License-Expression: MIT
Requires-Python: >=3.12
Description-Content-Type: text/markdown

# mooring-spacy-en-md

A thin companion package that **vendors the MIT-licensed spaCy `en_core_web_md`
model** so [mooring](https://pypi.org/project/mooring/)'s offline PII *name/organisation*
detection works in **PyPI-only / air-gapped** environments.

## Why it exists

mooring's default name-detection model (GLiNER) downloads from Hugging Face, and
spaCy's own models are distributed from GitHub releases — neither reachable in a
locked-down corporate network whose only package channel is an internal PyPI
mirror. The `en_core_web_md` pipeline is MIT-licensed, so this package republishes
its model directory as ordinary **PyPI package data**, the one channel such teams
have. No Hugging Face, no GitHub, no model mirror at install time.

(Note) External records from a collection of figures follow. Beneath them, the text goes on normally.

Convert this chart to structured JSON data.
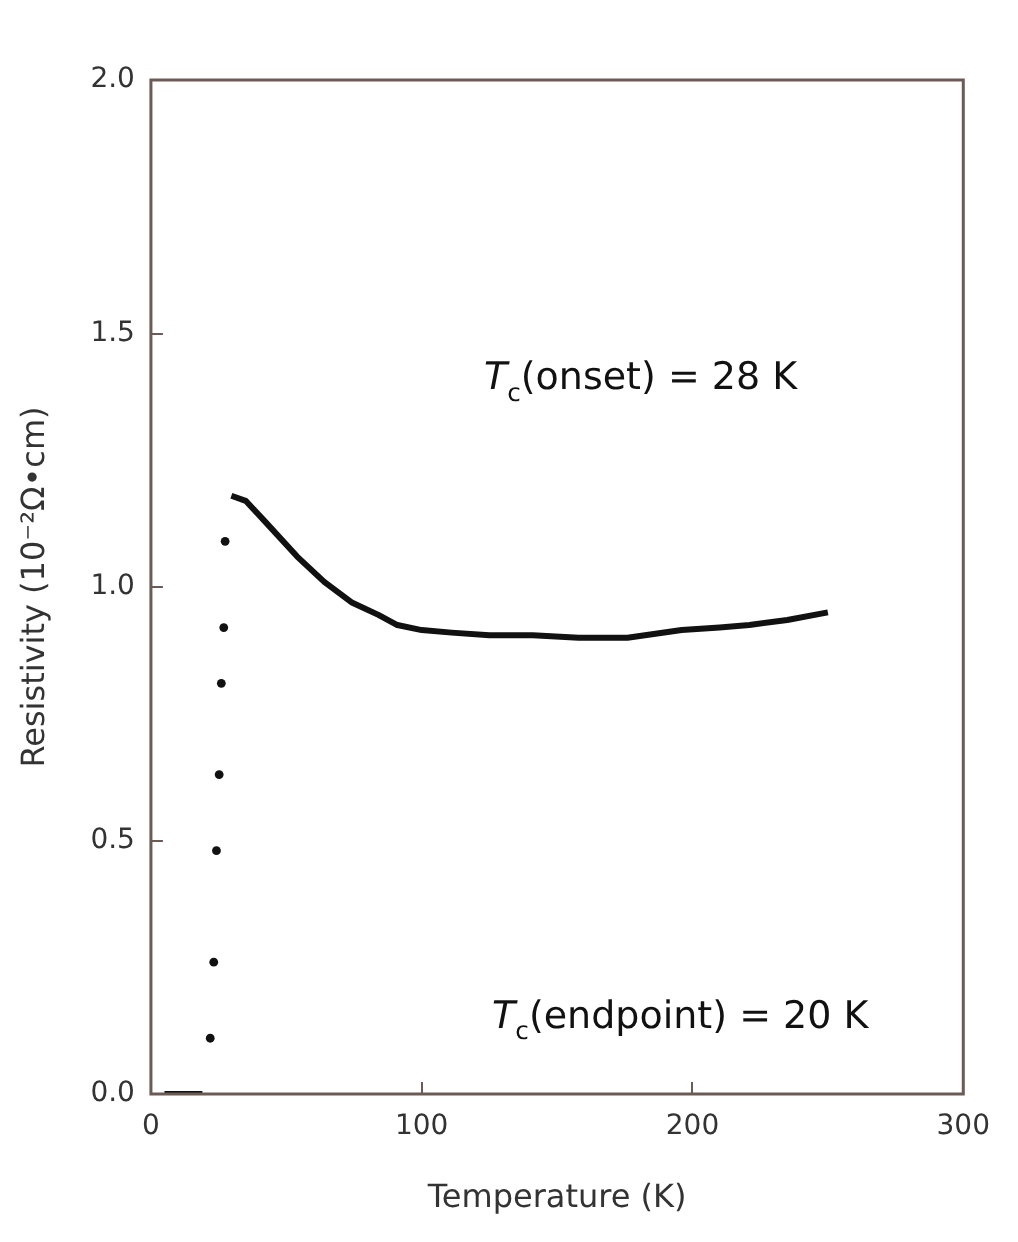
{
  "chart_data": {
    "type": "scatter",
    "xlabel": "Temperature (K)",
    "ylabel": "Resistivity (10⁻²Ω•cm)",
    "xlim": [
      0,
      300
    ],
    "xticks": [
      0,
      100,
      200,
      300
    ],
    "ylim": [
      0,
      2
    ],
    "yticks": [
      {
        "value": 0,
        "label": "0.0"
      },
      {
        "value": 0.5,
        "label": "0.5"
      },
      {
        "value": 1,
        "label": "1.0"
      },
      {
        "value": 1.5,
        "label": "1.5"
      },
      {
        "value": 2,
        "label": "2.0"
      }
    ],
    "grid": false,
    "legend": false,
    "annotations": [
      "T$_{c}$(onset) = 28 K",
      "T$_{c}$(endpoint) = 20 K"
    ],
    "series": [
      {
        "type": "scatter",
        "marker": "circle",
        "color": "#111111",
        "x": [
          21.9,
          23.2,
          24.2,
          25.2,
          26,
          26.9,
          27.4
        ],
        "values": [
          0.11,
          0.26,
          0.48,
          0.63,
          0.81,
          0.92,
          1.09
        ]
      },
      {
        "type": "line",
        "marker": "none",
        "color": "#111111",
        "x": [
          5,
          10,
          15,
          19
        ],
        "values": [
          0,
          0,
          0,
          0
        ]
      },
      {
        "type": "line",
        "marker": "none",
        "color": "#111111",
        "x": [
          29.7,
          35,
          42,
          54,
          64,
          74,
          84,
          91,
          100,
          111,
          125,
          141,
          158,
          176,
          196,
          210,
          221,
          235,
          250
        ],
        "values": [
          1.18,
          1.17,
          1.13,
          1.06,
          1.01,
          0.97,
          0.945,
          0.925,
          0.915,
          0.91,
          0.905,
          0.905,
          0.9,
          0.9,
          0.915,
          0.92,
          0.925,
          0.935,
          0.95
        ]
      }
    ]
  }
}
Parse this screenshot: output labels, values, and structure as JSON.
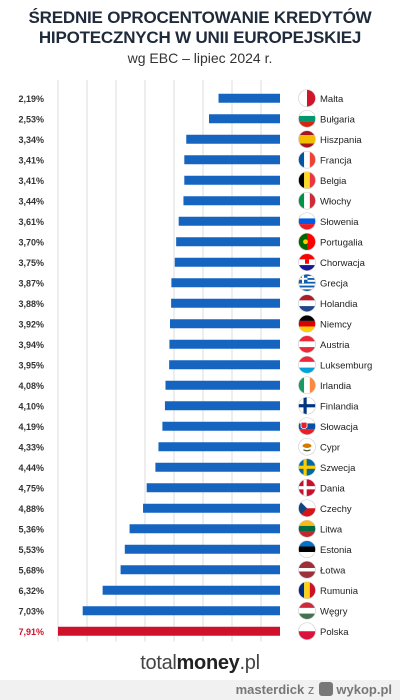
{
  "header": {
    "title_line1": "ŚREDNIE OPROCENTOWANIE KREDYTÓW",
    "title_line2": "HIPOTECZNYCH W UNII EUROPEJSKIEJ",
    "subtitle": "wg EBC – lipiec 2024 r."
  },
  "footer": {
    "brand_light": "total",
    "brand_bold": "money",
    "brand_suffix": ".pl"
  },
  "watermark": {
    "user": "masterdick",
    "z": "z",
    "site": "wykop.pl"
  },
  "colors": {
    "bar": "#1565c0",
    "highlight": "#d0112b",
    "grid": "#dcdcdc"
  },
  "chart_data": {
    "type": "bar",
    "orientation": "horizontal",
    "title": "ŚREDNIE OPROCENTOWANIE KREDYTÓW HIPOTECZNYCH W UNII EUROPEJSKIEJ",
    "subtitle": "wg EBC – lipiec 2024 r.",
    "categories": [
      "Malta",
      "Bułgaria",
      "Hiszpania",
      "Francja",
      "Belgia",
      "Włochy",
      "Słowenia",
      "Portugalia",
      "Chorwacja",
      "Grecja",
      "Holandia",
      "Niemcy",
      "Austria",
      "Luksemburg",
      "Irlandia",
      "Finlandia",
      "Słowacja",
      "Cypr",
      "Szwecja",
      "Dania",
      "Czechy",
      "Litwa",
      "Estonia",
      "Łotwa",
      "Rumunia",
      "Węgry",
      "Polska"
    ],
    "values": [
      2.19,
      2.53,
      3.34,
      3.41,
      3.41,
      3.44,
      3.61,
      3.7,
      3.75,
      3.87,
      3.88,
      3.92,
      3.94,
      3.95,
      4.08,
      4.1,
      4.19,
      4.33,
      4.44,
      4.75,
      4.88,
      5.36,
      5.53,
      5.68,
      6.32,
      7.03,
      7.91
    ],
    "value_labels": [
      "2,19%",
      "2,53%",
      "3,34%",
      "3,41%",
      "3,41%",
      "3,44%",
      "3,61%",
      "3,70%",
      "3,75%",
      "3,87%",
      "3,88%",
      "3,92%",
      "3,94%",
      "3,95%",
      "4,08%",
      "4,10%",
      "4,19%",
      "4,33%",
      "4,44%",
      "4,75%",
      "4,88%",
      "5,36%",
      "5,53%",
      "5,68%",
      "6,32%",
      "7,03%",
      "7,91%"
    ],
    "highlight": "Polska",
    "flags": [
      "malta",
      "bulgaria",
      "spain",
      "france",
      "belgium",
      "italy",
      "slovenia",
      "portugal",
      "croatia",
      "greece",
      "netherlands",
      "germany",
      "austria",
      "luxembourg",
      "ireland",
      "finland",
      "slovakia",
      "cyprus",
      "sweden",
      "denmark",
      "czechia",
      "lithuania",
      "estonia",
      "latvia",
      "romania",
      "hungary",
      "poland"
    ],
    "xlim": [
      0,
      8
    ],
    "grid": true
  }
}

You don't install this directly — `pip install mooring[pii-spacy]` pulls it in,
then set `[ai.pii] name_backend = "spacy"` in your mooring config.

## For maintainers: vendoring the model before a release

The model bytes are **not committed to git** (they're ~40 MB). On a machine that
can reach the model once:

```bash
pip install "spacy>=3.7,<4" en_core_web_md   # or: python -m spacy download en_core_web_md
python scripts/vendor_spacy_model.py          # exports the model into src/mooring_spacy_en_md/_model/
cd packages/mooring-spacy-en-md && uv build   # the wheel now carries the model + its license
uv publish
```

Keep the `spacy` pin in mooring's `pii-spacy` extra compatible with the model's
spaCy version (the vendor script prints it). The model's own license/attribution
ships inside the vendored `_model/` directory (its `meta.json`).